One last comment, is that in addition to Robinson’s book being interesting and entertaining (it was like a modern-day action, thriller movie, which I wouldn’t be surprise to see come out on the big screen one day), I learned something I didn’t know. And that is that after the 1994 Rwandan genocide, it didn’t end there. I knew that many more people died afterwards after being displaced. But I thought it was due to unsanitary conditions and lack of food and all. But according to Robinson, after the 100 days of Hutus murdering the Tutsi, the Tutsi’s got the upper hand and chased the Hutu out towards Uganda. But it didn’t stop there because the tables just got turned and the Tutsi started to take revenge and massacre the Hutus. This second genocide of the Hutus we don’t normally hear about. So not only was Robinson’s book entertaining (the inner workings of diamond trading was interesting), but I found Robinson’s book enlightening. I will never look at diamonds and weapons the same again. I don’t ever plan to ever buy another diamond in my life.
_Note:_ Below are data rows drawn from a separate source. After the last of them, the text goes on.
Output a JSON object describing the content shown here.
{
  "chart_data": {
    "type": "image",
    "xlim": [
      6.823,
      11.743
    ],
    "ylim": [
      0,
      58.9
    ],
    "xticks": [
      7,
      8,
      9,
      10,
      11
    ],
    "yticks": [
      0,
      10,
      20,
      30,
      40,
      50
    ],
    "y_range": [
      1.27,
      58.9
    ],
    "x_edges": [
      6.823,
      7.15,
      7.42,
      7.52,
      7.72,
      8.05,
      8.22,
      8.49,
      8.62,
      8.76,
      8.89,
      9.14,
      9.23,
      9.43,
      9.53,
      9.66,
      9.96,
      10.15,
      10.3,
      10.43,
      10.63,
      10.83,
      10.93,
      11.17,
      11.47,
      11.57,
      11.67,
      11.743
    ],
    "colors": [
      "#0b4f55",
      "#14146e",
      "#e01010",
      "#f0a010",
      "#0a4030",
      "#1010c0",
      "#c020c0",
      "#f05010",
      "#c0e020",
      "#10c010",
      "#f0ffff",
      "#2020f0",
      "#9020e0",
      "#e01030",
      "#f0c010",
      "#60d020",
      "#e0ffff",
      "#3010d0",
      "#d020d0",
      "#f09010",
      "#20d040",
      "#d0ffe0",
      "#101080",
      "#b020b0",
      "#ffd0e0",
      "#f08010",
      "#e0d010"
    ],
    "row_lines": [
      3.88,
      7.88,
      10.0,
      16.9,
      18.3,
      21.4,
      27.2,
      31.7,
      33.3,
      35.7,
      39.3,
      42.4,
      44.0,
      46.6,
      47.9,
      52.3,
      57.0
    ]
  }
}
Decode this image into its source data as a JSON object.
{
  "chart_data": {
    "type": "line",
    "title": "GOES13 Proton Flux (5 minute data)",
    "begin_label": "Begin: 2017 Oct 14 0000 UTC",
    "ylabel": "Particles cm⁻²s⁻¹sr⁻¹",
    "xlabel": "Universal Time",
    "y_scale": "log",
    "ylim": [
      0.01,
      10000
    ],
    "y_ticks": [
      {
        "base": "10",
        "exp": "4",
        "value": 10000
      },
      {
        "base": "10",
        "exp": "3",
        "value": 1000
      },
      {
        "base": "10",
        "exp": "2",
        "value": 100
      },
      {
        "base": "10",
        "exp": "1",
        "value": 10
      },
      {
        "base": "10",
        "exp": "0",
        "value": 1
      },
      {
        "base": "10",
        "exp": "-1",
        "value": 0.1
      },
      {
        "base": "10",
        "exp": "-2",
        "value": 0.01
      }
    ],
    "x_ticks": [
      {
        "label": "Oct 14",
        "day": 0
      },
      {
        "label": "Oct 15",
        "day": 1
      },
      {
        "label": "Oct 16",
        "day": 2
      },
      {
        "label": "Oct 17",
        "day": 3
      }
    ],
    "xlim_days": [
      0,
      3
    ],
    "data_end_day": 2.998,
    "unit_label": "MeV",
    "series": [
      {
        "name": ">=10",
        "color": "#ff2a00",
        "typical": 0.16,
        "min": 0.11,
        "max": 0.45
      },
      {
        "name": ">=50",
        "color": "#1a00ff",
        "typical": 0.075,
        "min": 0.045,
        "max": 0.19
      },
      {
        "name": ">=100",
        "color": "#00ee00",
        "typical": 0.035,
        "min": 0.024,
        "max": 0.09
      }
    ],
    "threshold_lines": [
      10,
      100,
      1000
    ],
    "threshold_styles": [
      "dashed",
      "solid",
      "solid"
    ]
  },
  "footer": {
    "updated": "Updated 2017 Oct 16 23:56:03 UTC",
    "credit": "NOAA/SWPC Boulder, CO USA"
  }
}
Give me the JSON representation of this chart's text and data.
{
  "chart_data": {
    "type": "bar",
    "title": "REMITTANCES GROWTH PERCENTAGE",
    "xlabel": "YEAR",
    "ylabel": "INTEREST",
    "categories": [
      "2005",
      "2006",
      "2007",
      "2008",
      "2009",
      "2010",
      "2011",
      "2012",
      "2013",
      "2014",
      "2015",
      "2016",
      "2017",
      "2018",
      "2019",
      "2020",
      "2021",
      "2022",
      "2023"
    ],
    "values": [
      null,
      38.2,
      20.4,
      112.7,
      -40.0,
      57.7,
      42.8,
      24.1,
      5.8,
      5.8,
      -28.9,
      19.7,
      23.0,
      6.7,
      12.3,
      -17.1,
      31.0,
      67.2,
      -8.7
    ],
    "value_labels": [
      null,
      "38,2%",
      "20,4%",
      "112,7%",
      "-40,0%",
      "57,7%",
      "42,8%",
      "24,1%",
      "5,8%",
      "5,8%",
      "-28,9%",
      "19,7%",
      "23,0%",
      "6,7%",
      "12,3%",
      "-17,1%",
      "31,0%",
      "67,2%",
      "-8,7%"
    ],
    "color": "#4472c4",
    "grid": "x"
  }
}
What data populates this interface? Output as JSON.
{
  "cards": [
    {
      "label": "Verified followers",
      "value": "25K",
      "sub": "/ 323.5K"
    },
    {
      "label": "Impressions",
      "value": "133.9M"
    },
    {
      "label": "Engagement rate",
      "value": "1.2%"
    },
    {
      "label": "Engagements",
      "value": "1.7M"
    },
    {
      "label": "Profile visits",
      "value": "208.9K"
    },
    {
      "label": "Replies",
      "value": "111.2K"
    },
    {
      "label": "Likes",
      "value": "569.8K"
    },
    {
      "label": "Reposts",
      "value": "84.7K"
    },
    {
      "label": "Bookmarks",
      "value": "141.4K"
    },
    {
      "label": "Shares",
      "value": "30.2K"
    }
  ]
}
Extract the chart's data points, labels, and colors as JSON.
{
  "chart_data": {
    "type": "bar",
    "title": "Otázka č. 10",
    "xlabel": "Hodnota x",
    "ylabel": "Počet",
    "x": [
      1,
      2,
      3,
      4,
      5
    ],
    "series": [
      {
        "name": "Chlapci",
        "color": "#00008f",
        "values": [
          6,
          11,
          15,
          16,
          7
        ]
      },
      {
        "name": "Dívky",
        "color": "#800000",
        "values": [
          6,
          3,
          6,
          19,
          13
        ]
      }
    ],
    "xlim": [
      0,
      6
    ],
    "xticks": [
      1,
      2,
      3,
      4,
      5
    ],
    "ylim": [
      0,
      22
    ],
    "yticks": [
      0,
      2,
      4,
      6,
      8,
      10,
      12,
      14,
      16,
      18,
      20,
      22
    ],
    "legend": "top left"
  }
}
I can see why the Bible tells us not to adorn ourselves with costly goods. And little by little I think I’m starting to get a better understanding of the mysteries of Central Africa. That is “mysteries” to me. There have been so much that I didn’t understand, so Robinson’s book is another piece of the puzzle for me.
I give two thumbs up for both Heart of Darkness by Joseph Conrad and A Fist Full of Diamonds by John B. Robinson.